As the sensor concept enables the final approximation of the imposed load based on more than only one secondary sensor signal, the impact of hysteresis on the overall precision also depends on other secondary sensor signals that are assessed. As the curves shown in Fig. 7 exhibit a non-linear shape, a second-order polynomial regression function is chosen according to Eq. (2) to approximate the acting load by combining several secondary sensor signals.

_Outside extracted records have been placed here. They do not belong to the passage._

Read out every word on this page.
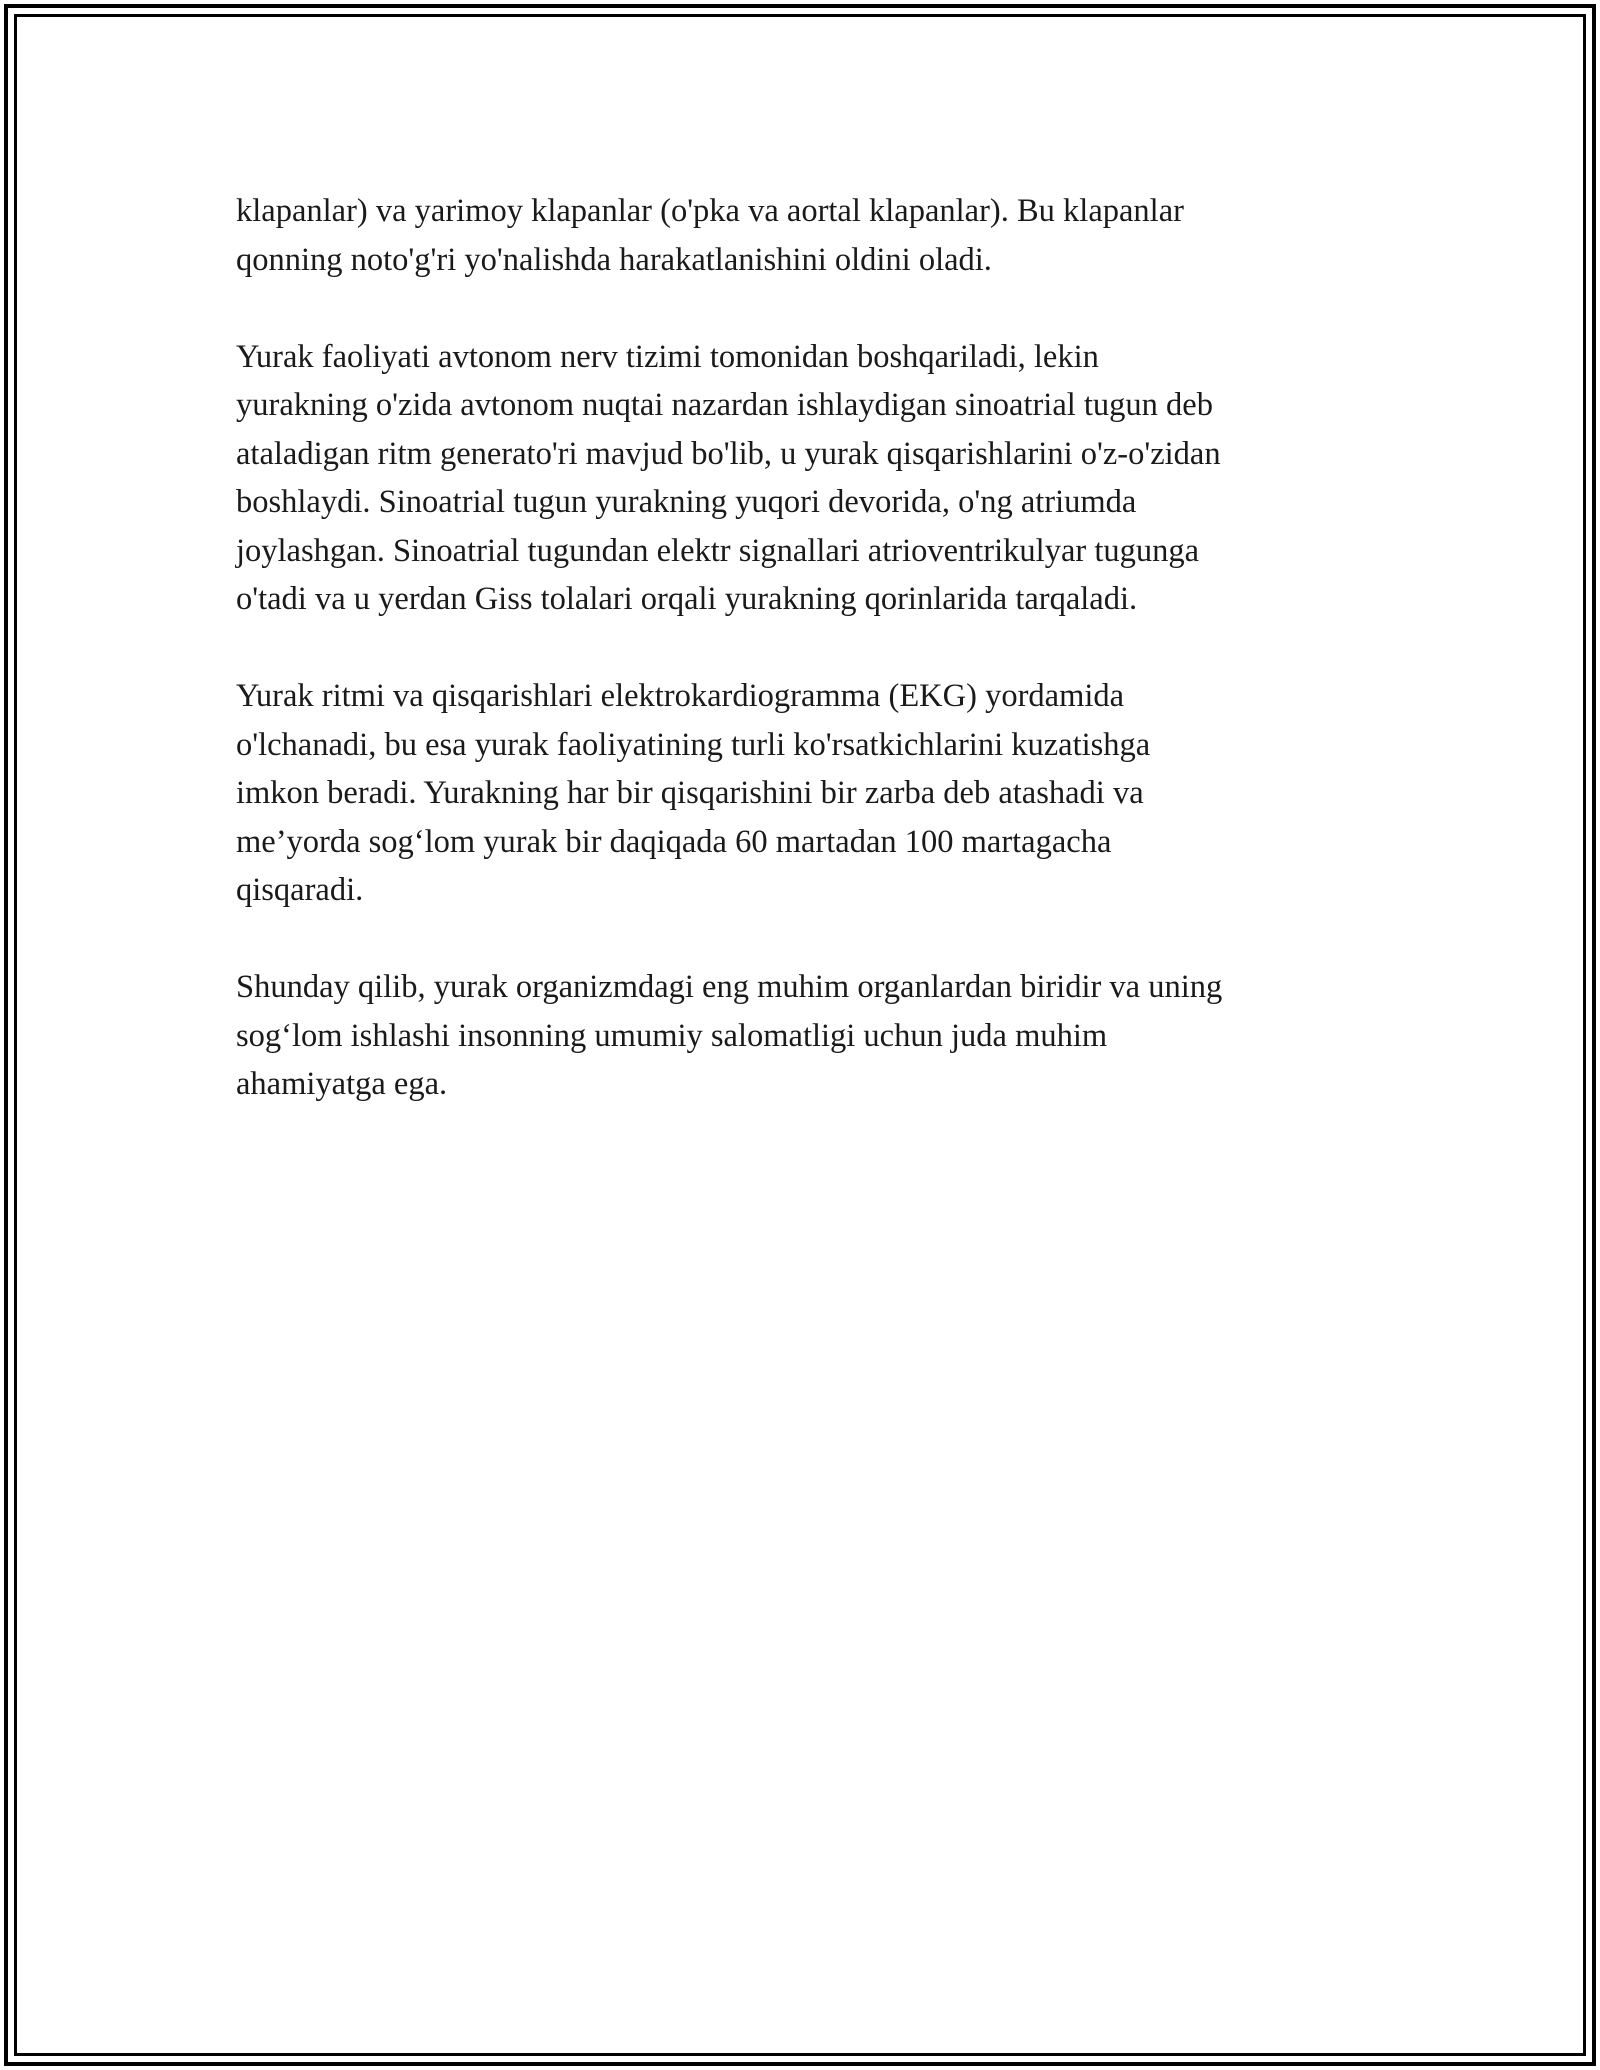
klapanlar) va yarimoy klapanlar (o'pka va aortal klapanlar). Bu klapanlar
qonning noto'g'ri yo'nalishda harakatlanishini oldini oladi.

Yurak faoliyati avtonom nerv tizimi tomonidan boshqariladi, lekin
yurakning o'zida avtonom nuqtai nazardan ishlaydigan sinoatrial tugun deb
ataladigan ritm generato'ri mavjud bo'lib, u yurak qisqarishlarini o'z-o'zidan
boshlaydi. Sinoatrial tugun yurakning yuqori devorida, o'ng atriumda
joylashgan. Sinoatrial tugundan elektr signallari atrioventrikulyar tugunga
o'tadi va u yerdan Giss tolalari orqali yurakning qorinlarida tarqaladi.

Yurak ritmi va qisqarishlari elektrokardiogramma (EKG) yordamida
o'lchanadi, bu esa yurak faoliyatining turli ko'rsatkichlarini kuzatishga
imkon beradi. Yurakning har bir qisqarishini bir zarba deb atashadi va
me’yorda sog‘lom yurak bir daqiqada 60 martadan 100 martagacha
qisqaradi.

Shunday qilib, yurak organizmdagi eng muhim organlardan biridir va uning
sog‘lom ishlashi insonning umumiy salomatligi uchun juda muhim
ahamiyatga ega.
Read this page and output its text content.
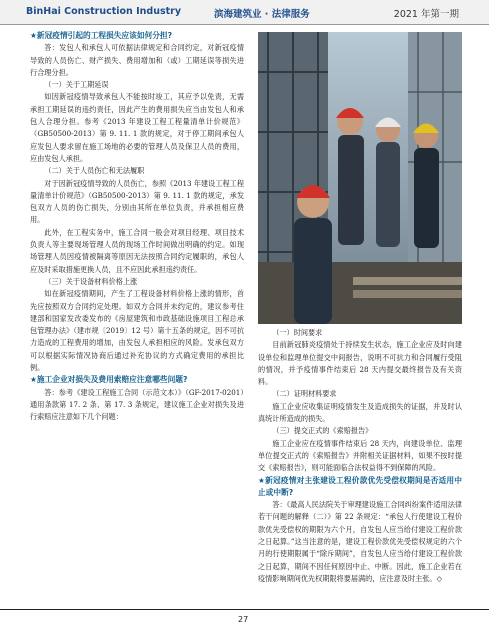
BinHai Construction Industry	滨海建筑业 · 法律服务	2021 年第一期
★新冠疫情引起的工程损失应该如何分担?

答：发包人和承包人可依据法律规定和合同约定，对新冠疫情导致的人员伤亡、财产损失、费用增加和（或）工期延误等损失进行合理分担。

（一）关于工期延误

如因新冠疫情导致承包人不能按时竣工，其应予以免责，无需承担工期延误的违约责任，因此产生的费用损失应当由发包人和承包人合理分担。参考《2013 年建设工程工程量清单计价规范》（GB50500-2013）第 9. 11. 1 款的规定，对于停工期间承包人应发包人要求留在施工场地的必要的管理人员及保卫人员的费用，应由发包人承担。

（二）关于人员伤亡和无法履职

对于因新冠疫情导致的人员伤亡，参照《2013 年建设工程工程量清单计价规范》（GB50500-2013）第 9. 11. 1 款的规定，承发包双方人员的伤亡损失，分别由其所在单位负责，并承担相应费用。

此外，在工程实务中，施工合同一般会对项目经理、项目技术负责人等主要现场管理人员的现场工作时间做出明确的约定。如现场管理人员因疫情被隔离等原因无法按照合同约定履职的，承包人应及时采取措施更换人员，且不应因此承担违约责任。

（三）关于设备材料价格上涨

如在新冠疫情期间，产生了工程设备材料价格上涨的情形，首先应按照双方合同约定处理。如双方合同并未约定的，建议参考住建部和国家发改委发布的《房屋建筑和市政基础设施项目工程总承包管理办法》（建市规〔2019〕12 号）第十五条的规定，因不可抗力造成的工程费用的增加，由发包人承担相应的风险。发承包双方可以根据实际情况协商后通过补充协议的方式确定费用的承担比例。

★施工企业对损失及费用索赔应注意哪些问题?

答：参考《建设工程施工合同（示范文本）》（GF-2017-0201）通用条款第 17. 2 条、第 17. 3 条规定，建议施工企业对损失及进行索赔应注意如下几个问题：

（一）时间要求

目前新冠肺炎疫情处于持续发生状态，施工企业应及时向建设单位和监理单位提交中间报告，说明不可抗力和合同履行受阻的情况，并予疫情事件结束后 28 天内提交最终报告及有关资料。

（二）证明材料要求

施工企业应收集证明疫情发生及造成损失的证据，并及时认真统计所造成的损失。

（三）提交正式的《索赔报告》

施工企业应在疫情事件结束后 28 天内，向建设单位、监理单位提交正式的《索赔报告》并附相关证据材料，如果不按时提交《索赔报告》，则可能面临合法权益得不到保障的风险。

★新冠疫情对主张建设工程价款优先受偿权期间是否适用中止或中断?

答：《最高人民法院关于审理建设施工合同纠纷案件适用法律若干问题的解释（二）》第 22 条规定：“承包人行使建设工程价款优先受偿权的期限为六个月，自发包人应当给付建设工程价款之日起算。”这当注意的是，建设工程价款优先受偿权规定的六个月的行使期限属于“除斥期间”，自发包人应当给付建设工程价款之日起算，期间不因任何原因中止、中断。因此，施工企业若在疫情影响期间优先权期限将要届满的，应注意及时主张。◇

27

$$\begin{array}{}\text{(2)}& \begin{array}{rl}F\left(B_{\mathrm{y}},B_z\right)& ={\sum }_{i=\mathrm{0}}^{\mathrm{2}}[{\mathit{\beta }}_{y,i}{\left(B_y-B_{y,\mathrm{0}}\right)}^i\\ & +{\mathit{\beta }}_{z,i}{\left(B_z-B_{z,\mathrm{0}}\right)}^i]\end{array}\end{array}$$

The terms B_y,0 and B_z,0 in Eq. (2) determine the secondary sensor readings under a pre-loaded starting condition, and the parameters β_y,i and β_z,i are obtained by minimizing the approximation error based on transfer function data collected according to Fig. 6. Disregarding secondary sensor signals that do not show proper correlation as discussed above can be achieved by setting the corresponding parameters β to zero. In the present case, choosing for example signals 1.1 y and 1.2 y with the soft-annealed primary sensor and 1.1 y and 1.1 z for the hard version and disregarding other signals seems to be reasonable based on the previous considerations. When applying the same load profile that led to the diagrams in Fig. 7, approximating the acting force according to Eq. (2) yields the load curves of Fig. 8.

Figure 8 Resulting approximation of the acting load for primary sensors made of the soft-annealed and hard steel 50NiCr13.

In the case of the soft-annealed primary sensor, the approximated force values deviate significantly from the reference measurements of the strain gauge reference sensor, and a severe drift of the low load approximation is noticeable. These findings do not allow a reasonable application of such a sensor material. In the case of the hardened material, deviations from the reference values and a low load drift are also noticeable, though to a significantly smaller extent, as the signal plots in Fig. 7 already indicate. In the high-load area at around 5 kN, the approximated values differ by a maximum of 3.4 % from the reference value.

The suitability of such precision depends on the considered application. Pre-load measurement as mentioned in the beginning could be a suitable application where the present sensor concept with its limited precision might still provide added value over existing pre-load measurement techniques (Li et al., 2020), as the expectable precision of current industrially applied methods is moderate (Hwang and Lee, 2010). The low package height and reduced costs of the sensor concept could be major enablers compared to strain gauge or piezo-based sensor techniques.

5 Conclusion

The investigations into the presented sensor concept show that force measurement based on the inverse magnetostrictive principle with remanent magnetization is basically possible even without the usage of active field-generating means. However, the currently achievable precision and stability are lower compared to the performance exhibited by strain gauge sensor systems.

The magnetic properties of the employed sensor material, foremost its coercive field and its remanent flux density under load, have a direct impact on the hysteretic behaviour and precision of the sensor. Heat treating a material can alter these values, but the desired increase in the coercive field often involves a weaker magnetostrictive behaviour, leading to a trade-off in the choice of material. Further investigations into mechanical engineering steel grades and their magnetic properties as well as optimizations of the primary sensor geometry might lead to improvements.

The present investigations have not yet taken disturbing effects such as the geomagnetic field and temperature impacts into consideration, even though their impact is expected to be relevant. Such effects should be analysed in future work, ideally based on a specific application environment.